Media and published views are only a proxy for what China’s leaders think. As Xi Jinping likes to recall, the press has a duty to educate the people along lines that the CCP sets. Yet, as the last decade has shown, it has become much harder to publish expert views on international relations that diverge from CCP lines. If anything, the Ukraine conflict is no exception, with large elements of convergence among literally all published analyses and opinions.
Yet there are also nuances and different accents, sometimes even within the same writing. The messaging has shifted from the days immediately preceding the invasion of Ukraine on February 24 and three to four weeks later, where our source collection for this special issue of China Trends ends. This is not happening in a single direction; the tone against the United States has sometimes radicalized. But there are also realistic doubts about the outcome of Russia’s enterprise.

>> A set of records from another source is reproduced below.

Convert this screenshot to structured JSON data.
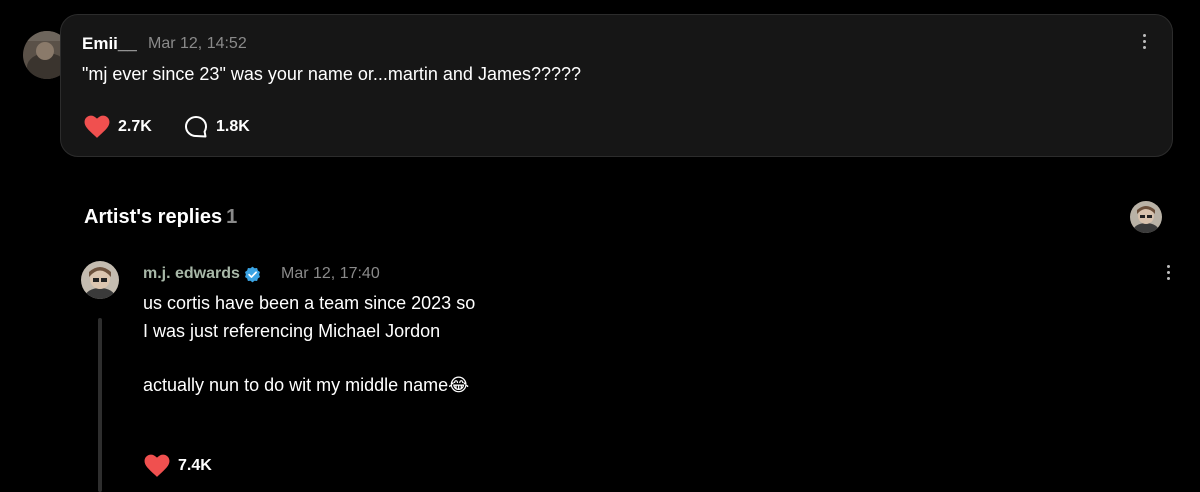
{
  "comment": {
    "author": "Emii__",
    "timestamp": "Mar 12, 14:52",
    "text": "\"mj ever since 23\" was your name or...martin and James?????",
    "likes": "2.7K",
    "replies": "1.8K"
  },
  "artist_replies": {
    "title": "Artist's replies",
    "count": "1"
  },
  "reply": {
    "author": "m.j. edwards",
    "timestamp": "Mar 12, 17:40",
    "line1": "us cortis have been a team since 2023 so",
    "line2": "I was just referencing Michael Jordon",
    "line3": "actually nun to do wit my middle name😂",
    "likes": "7.4K"
  },
  "colors": {
    "heart": "#f0504f",
    "verified": "#3aa3e3",
    "card_bg": "#161616",
    "muted_text": "#8a8a8a",
    "artist_name": "#a8b8a8"
  },
  "icons": {
    "like": "heart-icon",
    "comment": "speech-bubble-icon",
    "more": "more-vertical-icon",
    "verified": "verified-badge-icon"
  }
}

What has happened, of course, is that the situation in Ukraine has become more difficult to ascertain. There had been little anticipation - in China as elsewhere - of the Ukrainian and Western responses in the first place. On the eve of the invasion, Gu Zuhua, a Taiwan affairs cadre from the Shanghai municipality, drew early, and possibly premature, lessons for China and the Taiwan issue. He claimed the two cases to be interlinked and asserted: "we should make good use of military force, and strengthen the anti-independence and pro-unification momentum (善用军事力量,强化反"独"促统大势)"; "we should have the will and determination to dare to fight (敢于战斗的意志和决心)." Eleven days later, Feng Zhongping, former Vice-President of China Institutes of Contemporary International Relations (CICIR), China’s best-informed think tank, dryly noted: "the current state of affairs is constantly changing, and it remains to be seen how the situation in Ukraine will develop."